Thiago Monteiro Araújo dos Santos, PhD
Mentor: Daniel Kahne, PhD
Thiago Monteiro Araújo dos Santos finds the invisible world of microbes captivating. By figuring out how bacteria build their outer walls, he hopes to inhibit the process. Such interference may ultimately lead to new ways to stop deadly infections. Santos aims to uncover how some bacteria’s cellular machinery manufactures and installs stabilizing protein “bricks” into cell walls. Weakening these walls could one day form the basis of new antibiotics, a development that could thwart antimicrobial resistance.
Jarrett Smith, PhD
Whitehead Institute for Biomedical Research
Mentor: David Bartel, PhD
Jarrett Smith wants to understand how stress impacts cells. In stressed cells, many ingredients for protein synthesis clump into enigmatic structures called stress granules. These granules are thought to slow down cells’ protein-making machinery and may be tied to disease – but their exact role is unknown. Smith plans to identify the molecules that compose stress granules and to investigate their effect on cellular function. The results could clarify granules’ link to cancer, viral infection, and neurodegenerative disease.
Quinton Smith, PhD
Massachusetts Institute of Technology
Mentor: Sangeeta Bhatia, MD, PhD
Quinton Smith wants to engineer stem cell-derived “mini livers” in the lab. He plans to recreate the biliary tree, an essential liver structure that secretes digestive enzymes and exports toxins. By incorporating a biliary tree into a mixture of liver-specific cell types, Smith aims to create engineered tissue that grows and responds to regeneration cues in injured mouse livers.
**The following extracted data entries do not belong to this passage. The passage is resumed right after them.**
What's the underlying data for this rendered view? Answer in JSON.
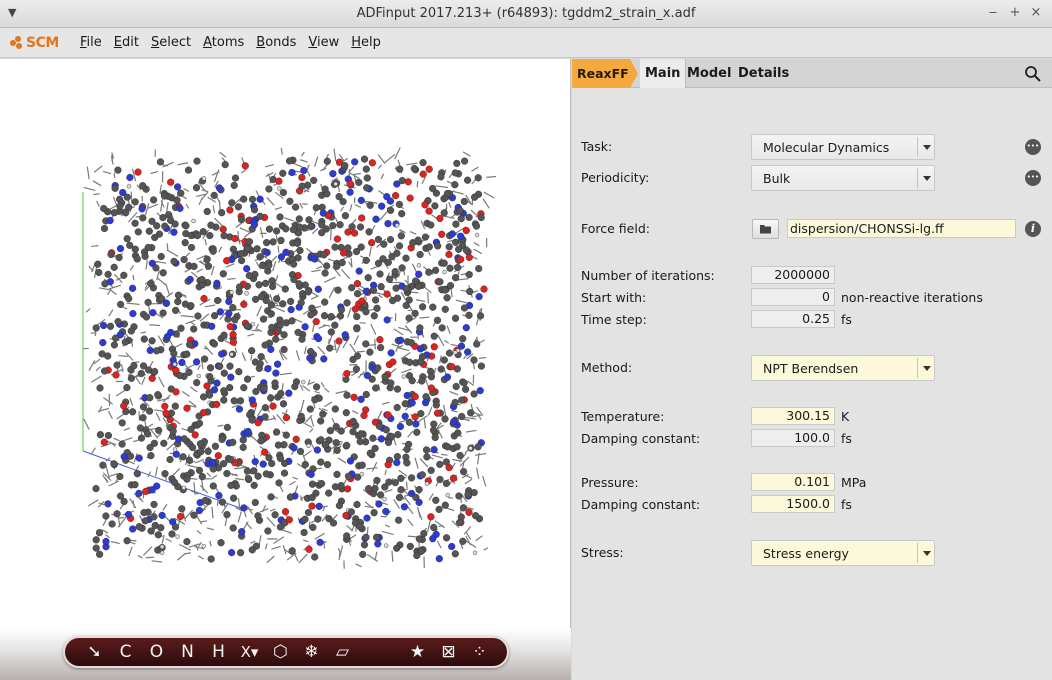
{
  "window": {
    "title": "ADFinput 2017.213+ (r64893): tgddm2_strain_x.adf",
    "menu_glyph": "▼",
    "min_glyph": "‒",
    "max_glyph": "+",
    "close_glyph": "×"
  },
  "logo": {
    "text": "SCM",
    "color": "#e2761a"
  },
  "menu": [
    "File",
    "Edit",
    "Select",
    "Atoms",
    "Bonds",
    "View",
    "Help"
  ],
  "toolbar": {
    "tools": [
      {
        "name": "select-arrow-tool",
        "glyph": "➘"
      },
      {
        "name": "carbon-tool",
        "glyph": "C"
      },
      {
        "name": "oxygen-tool",
        "glyph": "O"
      },
      {
        "name": "nitrogen-tool",
        "glyph": "N"
      },
      {
        "name": "hydrogen-tool",
        "glyph": "H"
      },
      {
        "name": "other-element-tool",
        "glyph": "X▾"
      },
      {
        "name": "ring-tool",
        "glyph": "⬡"
      },
      {
        "name": "structure-tool",
        "glyph": "❄"
      },
      {
        "name": "slab-tool",
        "glyph": "▱"
      },
      {
        "name": "favorites-tool",
        "glyph": "★"
      },
      {
        "name": "cell-tool",
        "glyph": "⊠"
      },
      {
        "name": "more-tools",
        "glyph": "⁘"
      }
    ]
  },
  "tabs": {
    "engine": "ReaxFF",
    "items": [
      {
        "label": "Main",
        "active": true
      },
      {
        "label": "Model",
        "active": false
      },
      {
        "label": "Details",
        "active": false
      }
    ]
  },
  "form": {
    "task": {
      "label": "Task:",
      "value": "Molecular Dynamics"
    },
    "periodicity": {
      "label": "Periodicity:",
      "value": "Bulk"
    },
    "force_field": {
      "label": "Force field:",
      "value": "dispersion/CHONSSi-lg.ff",
      "info": "i"
    },
    "iterations": {
      "label": "Number of iterations:",
      "value": "2000000"
    },
    "start_with": {
      "label": "Start with:",
      "value": "0",
      "unit": "non-reactive iterations"
    },
    "time_step": {
      "label": "Time step:",
      "value": "0.25",
      "unit": "fs"
    },
    "method": {
      "label": "Method:",
      "value": "NPT Berendsen"
    },
    "temperature": {
      "label": "Temperature:",
      "value": "300.15",
      "unit": "K"
    },
    "t_damping": {
      "label": "Damping constant:",
      "value": "100.0",
      "unit": "fs"
    },
    "pressure": {
      "label": "Pressure:",
      "value": "0.101",
      "unit": "MPa"
    },
    "p_damping": {
      "label": "Damping constant:",
      "value": "1500.0",
      "unit": "fs"
    },
    "stress": {
      "label": "Stress:",
      "value": "Stress energy"
    }
  },
  "colors": {
    "accent": "#f3a93b",
    "carbon": "#555555",
    "oxygen": "#e0221f",
    "nitrogen": "#2a3bd8",
    "hydrogen": "#dddddd"
  }
}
He hopes the results will translate into new therapies for humans and offer hope for liver failure patients on the organ donation waiting list.
Jeannette Tenthorey, PhD
Fred Hutchinson Cancer Research Center
Mentor: Harmit Malik, PhD
Jeannette Tenthorey is investigating how mammals’ immune systems stop bacterial invaders from growing. One family of immune proteins unravels molecular strings that some bacteria use to travel through infected cells. Tenthorey has identified rapidly evolving changes in these immune proteins – a sign that they are mutating to counteract bacterial attempts to evade or destroy them. She plans to determine the specific mutations that help these proteins resist attack. The work could offer new tools for halting bacterial growth.
Matheus Victor, PhD
Massachusetts Institute of Technology
Mentor: Li-Huei Tsai, PhD
Scientists often rely on mice to probe neurodegenerative diseases. But the neural rules that hold true in mice don’t always translate to humans. Matheus Victor wants to study the genetic mechanisms of Alzheimer’s disease. He’s reprogramming human skin cells in the lab to grow into brain immune cells called microglia. These cells orchestrate inflammatory responses in the brain, a key feature of Alzheimer’s. Victor hopes that the lab-grown microglia will help researchers understand how Alzheimer’s progresses in humans.
Arielle Woznica, PhD
The University of Texas Southwestern Medical Center
Mentor: Julie Pfeiffer, PhD
Arielle Woznica wants to know what happens when choanoflagellates get sick. These single-celled organisms are the closest living relatives of animals. Discovering viruses that infect choanoflagellates will let Woznica study how they fend off infection. She aims to understand how these organisms – as well as evolutionarily ancient animals including sponges, comb jellies, and sea anemones – sense and respond to viruses. The work could provide insight into the origins and evolution of animal innate immunity, our first-line defense against microbial threats.